Hacker News new | ask | show | jobs
by AStrangeMorrow 2 hours ago
From looking at how that was done, it seems they (the paper you linked) used an older paper which looked at which names are frequent enough and more biased toward a certain demographic (90% of that name occurrence falls within that demographic).

But they picked 9 family names per group. Which sounds quite low. And combined that with first names to reach 500 first+last names per group.

I wonder how much of the bias we see has to do with the names actually picked versus it being racially motivated (absolutely not denying that this probably is a factor, but might not be the only one).

For example, in France there is the national BAC end of high school exam. If you you at the names X grade distribution, and look at the higher “very good” bracket: some names are heavily under-represented (less than 5% of say “Jordan” get that grade) while some are over-represented (35% of “Josephine” get such a grade). The exam is for the most part anonymous, but some names are definitely heavily correlated with lower/higher income groups. So nothing surprising: Josephines tend to come from richer families, thus in average get better education/support, thus better grades. Same thing is true with family names to a smaller extent.

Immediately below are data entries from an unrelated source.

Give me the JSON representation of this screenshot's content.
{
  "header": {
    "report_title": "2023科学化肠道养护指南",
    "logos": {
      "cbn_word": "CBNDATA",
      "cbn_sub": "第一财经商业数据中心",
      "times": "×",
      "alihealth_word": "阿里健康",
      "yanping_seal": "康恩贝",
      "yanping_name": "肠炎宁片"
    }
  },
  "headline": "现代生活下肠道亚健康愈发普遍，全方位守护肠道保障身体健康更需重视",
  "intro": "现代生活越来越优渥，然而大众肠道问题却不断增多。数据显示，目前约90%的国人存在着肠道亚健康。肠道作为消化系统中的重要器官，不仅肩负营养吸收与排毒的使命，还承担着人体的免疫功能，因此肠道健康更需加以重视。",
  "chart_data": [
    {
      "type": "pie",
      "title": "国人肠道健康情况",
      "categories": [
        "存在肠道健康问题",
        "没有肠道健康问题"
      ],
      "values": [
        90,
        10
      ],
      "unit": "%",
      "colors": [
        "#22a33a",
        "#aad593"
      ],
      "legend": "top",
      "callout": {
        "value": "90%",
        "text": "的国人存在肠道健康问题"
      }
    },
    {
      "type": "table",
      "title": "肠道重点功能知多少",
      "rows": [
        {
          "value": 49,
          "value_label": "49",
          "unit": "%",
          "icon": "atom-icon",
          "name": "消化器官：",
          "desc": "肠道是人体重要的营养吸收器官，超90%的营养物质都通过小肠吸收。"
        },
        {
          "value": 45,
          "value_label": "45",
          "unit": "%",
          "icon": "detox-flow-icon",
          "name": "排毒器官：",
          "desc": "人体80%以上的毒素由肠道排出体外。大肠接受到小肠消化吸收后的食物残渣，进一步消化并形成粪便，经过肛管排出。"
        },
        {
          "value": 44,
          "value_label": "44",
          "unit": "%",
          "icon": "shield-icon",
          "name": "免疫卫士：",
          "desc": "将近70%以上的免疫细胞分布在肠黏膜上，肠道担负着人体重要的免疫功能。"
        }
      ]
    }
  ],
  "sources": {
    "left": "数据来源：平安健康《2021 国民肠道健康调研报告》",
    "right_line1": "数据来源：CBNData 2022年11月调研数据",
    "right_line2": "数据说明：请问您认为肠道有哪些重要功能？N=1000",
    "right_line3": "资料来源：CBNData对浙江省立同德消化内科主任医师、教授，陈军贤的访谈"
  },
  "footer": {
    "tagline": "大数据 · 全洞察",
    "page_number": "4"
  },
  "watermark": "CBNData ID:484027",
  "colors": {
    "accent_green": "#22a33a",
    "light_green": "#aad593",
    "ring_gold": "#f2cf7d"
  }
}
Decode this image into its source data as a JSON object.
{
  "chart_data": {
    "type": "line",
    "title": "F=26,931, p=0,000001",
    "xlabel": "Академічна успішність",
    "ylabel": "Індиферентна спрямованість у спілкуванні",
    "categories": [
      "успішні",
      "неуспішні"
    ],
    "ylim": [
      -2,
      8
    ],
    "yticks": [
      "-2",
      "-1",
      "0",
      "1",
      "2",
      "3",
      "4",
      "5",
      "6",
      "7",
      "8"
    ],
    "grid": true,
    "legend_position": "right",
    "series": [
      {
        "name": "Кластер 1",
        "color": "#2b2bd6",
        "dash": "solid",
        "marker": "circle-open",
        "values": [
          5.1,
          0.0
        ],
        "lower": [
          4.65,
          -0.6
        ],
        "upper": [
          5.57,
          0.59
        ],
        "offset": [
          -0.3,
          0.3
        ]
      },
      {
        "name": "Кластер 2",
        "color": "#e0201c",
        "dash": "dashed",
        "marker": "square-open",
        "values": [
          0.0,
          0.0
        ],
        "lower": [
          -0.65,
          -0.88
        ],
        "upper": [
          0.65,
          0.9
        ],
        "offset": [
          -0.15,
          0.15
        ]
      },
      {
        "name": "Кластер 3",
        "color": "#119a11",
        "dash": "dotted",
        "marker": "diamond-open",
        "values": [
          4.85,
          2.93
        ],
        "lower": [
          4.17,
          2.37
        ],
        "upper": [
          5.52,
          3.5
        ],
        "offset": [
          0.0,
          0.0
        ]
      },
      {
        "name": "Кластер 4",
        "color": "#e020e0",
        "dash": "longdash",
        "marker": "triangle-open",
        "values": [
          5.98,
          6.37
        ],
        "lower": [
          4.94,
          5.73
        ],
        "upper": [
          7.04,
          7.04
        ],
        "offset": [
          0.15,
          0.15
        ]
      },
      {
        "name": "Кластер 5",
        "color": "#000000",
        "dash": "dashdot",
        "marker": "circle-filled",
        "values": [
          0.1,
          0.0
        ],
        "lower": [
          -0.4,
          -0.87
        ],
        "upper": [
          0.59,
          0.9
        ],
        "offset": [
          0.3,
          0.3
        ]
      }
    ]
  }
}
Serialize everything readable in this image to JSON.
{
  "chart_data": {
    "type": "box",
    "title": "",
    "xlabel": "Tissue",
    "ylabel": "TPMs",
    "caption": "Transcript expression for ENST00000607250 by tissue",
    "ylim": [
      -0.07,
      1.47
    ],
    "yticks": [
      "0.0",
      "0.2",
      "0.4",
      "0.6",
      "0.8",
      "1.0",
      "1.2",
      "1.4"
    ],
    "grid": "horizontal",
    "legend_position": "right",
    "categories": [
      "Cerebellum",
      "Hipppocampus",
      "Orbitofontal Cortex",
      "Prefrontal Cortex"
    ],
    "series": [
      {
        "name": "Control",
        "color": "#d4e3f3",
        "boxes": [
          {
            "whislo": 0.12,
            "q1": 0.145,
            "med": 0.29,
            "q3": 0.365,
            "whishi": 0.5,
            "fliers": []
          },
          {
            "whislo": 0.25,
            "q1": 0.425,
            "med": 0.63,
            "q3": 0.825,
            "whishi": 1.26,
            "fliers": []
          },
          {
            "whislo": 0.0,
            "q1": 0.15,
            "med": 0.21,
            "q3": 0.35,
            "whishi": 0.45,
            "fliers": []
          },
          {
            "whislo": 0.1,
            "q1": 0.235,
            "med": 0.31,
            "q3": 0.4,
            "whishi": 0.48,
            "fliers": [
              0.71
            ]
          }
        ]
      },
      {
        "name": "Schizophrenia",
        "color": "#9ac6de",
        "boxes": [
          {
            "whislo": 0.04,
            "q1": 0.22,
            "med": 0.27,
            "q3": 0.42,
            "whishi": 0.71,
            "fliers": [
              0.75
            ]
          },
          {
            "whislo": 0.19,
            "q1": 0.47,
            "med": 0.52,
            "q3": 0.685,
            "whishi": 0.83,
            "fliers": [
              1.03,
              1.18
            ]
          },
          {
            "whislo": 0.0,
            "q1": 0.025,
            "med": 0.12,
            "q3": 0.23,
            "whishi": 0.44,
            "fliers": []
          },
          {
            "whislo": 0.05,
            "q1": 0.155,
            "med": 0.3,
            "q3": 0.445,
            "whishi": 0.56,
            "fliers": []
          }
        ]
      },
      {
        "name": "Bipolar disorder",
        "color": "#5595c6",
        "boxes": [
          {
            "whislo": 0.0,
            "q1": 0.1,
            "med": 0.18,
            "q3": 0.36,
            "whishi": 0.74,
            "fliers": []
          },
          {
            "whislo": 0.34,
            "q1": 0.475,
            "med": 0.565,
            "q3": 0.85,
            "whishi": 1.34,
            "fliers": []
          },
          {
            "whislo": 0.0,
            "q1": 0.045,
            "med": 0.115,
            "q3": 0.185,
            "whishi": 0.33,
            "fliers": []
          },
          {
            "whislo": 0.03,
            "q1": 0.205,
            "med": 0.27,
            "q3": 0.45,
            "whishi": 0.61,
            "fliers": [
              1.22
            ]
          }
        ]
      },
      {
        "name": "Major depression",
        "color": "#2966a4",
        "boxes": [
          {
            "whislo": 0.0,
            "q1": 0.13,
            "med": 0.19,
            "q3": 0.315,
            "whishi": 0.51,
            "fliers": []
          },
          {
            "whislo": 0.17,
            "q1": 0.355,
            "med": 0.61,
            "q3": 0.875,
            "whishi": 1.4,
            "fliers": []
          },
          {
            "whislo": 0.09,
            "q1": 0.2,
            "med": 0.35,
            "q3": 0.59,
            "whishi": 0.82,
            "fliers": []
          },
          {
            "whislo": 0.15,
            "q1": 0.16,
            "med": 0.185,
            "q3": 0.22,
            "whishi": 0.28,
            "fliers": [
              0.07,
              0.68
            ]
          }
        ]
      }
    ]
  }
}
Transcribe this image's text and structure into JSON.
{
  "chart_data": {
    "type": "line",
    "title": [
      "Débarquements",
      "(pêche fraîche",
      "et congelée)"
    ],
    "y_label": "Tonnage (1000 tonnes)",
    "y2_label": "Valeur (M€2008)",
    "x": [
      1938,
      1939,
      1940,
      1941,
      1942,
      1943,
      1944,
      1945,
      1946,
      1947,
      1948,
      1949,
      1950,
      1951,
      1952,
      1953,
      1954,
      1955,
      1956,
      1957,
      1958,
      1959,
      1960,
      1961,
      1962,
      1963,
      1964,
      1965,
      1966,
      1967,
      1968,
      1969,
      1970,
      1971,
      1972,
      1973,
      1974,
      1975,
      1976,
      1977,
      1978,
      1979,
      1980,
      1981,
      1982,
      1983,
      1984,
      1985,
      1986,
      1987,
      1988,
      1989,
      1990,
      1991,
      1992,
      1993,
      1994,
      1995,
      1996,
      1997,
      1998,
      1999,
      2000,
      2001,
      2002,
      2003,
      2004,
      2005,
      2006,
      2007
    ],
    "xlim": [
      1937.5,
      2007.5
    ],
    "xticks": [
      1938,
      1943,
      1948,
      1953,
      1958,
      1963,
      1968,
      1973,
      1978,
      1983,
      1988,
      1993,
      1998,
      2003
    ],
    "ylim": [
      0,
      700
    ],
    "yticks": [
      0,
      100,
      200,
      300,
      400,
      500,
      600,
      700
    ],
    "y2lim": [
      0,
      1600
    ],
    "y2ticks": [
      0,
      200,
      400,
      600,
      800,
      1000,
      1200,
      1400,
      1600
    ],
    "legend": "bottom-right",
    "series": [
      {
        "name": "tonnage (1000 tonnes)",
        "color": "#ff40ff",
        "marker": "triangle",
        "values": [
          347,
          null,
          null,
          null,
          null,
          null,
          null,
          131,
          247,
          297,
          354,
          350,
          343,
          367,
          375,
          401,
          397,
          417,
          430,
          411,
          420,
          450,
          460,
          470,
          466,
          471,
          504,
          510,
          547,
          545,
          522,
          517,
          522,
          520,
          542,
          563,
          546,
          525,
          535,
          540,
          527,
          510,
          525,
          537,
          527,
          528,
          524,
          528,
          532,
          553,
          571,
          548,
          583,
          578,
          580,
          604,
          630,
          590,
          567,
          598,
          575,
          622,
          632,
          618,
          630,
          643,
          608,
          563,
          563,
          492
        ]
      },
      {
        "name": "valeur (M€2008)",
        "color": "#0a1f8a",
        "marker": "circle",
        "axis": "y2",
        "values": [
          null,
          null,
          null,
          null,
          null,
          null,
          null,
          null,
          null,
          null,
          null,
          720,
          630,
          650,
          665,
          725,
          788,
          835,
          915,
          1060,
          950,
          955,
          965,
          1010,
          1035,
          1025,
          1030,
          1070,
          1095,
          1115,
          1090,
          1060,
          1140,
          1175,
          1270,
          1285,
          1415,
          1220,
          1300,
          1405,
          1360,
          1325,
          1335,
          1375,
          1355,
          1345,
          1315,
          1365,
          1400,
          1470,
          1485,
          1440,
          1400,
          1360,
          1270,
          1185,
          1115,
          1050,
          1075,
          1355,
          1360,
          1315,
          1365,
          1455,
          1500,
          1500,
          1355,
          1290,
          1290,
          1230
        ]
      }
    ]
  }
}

So I wonder how much of the bias we see, be it from real persons or the AI has more to do with a class thing than a racial thing. Again those are not neatly separate things, but still

1 comments

Race and socioeconomic status are pretty strongly correlated but I'd imagine it's possible to do a study to see what the extent of each's influence is. You'd need to find "high socioeconomic" names that are also strongly correlated with race(s) themselves correlated with low socioeconomic status and vice versa which honestly might be the hardest part. The disambiguation from a statistical standpoint doesn't seem that difficult once you have the data.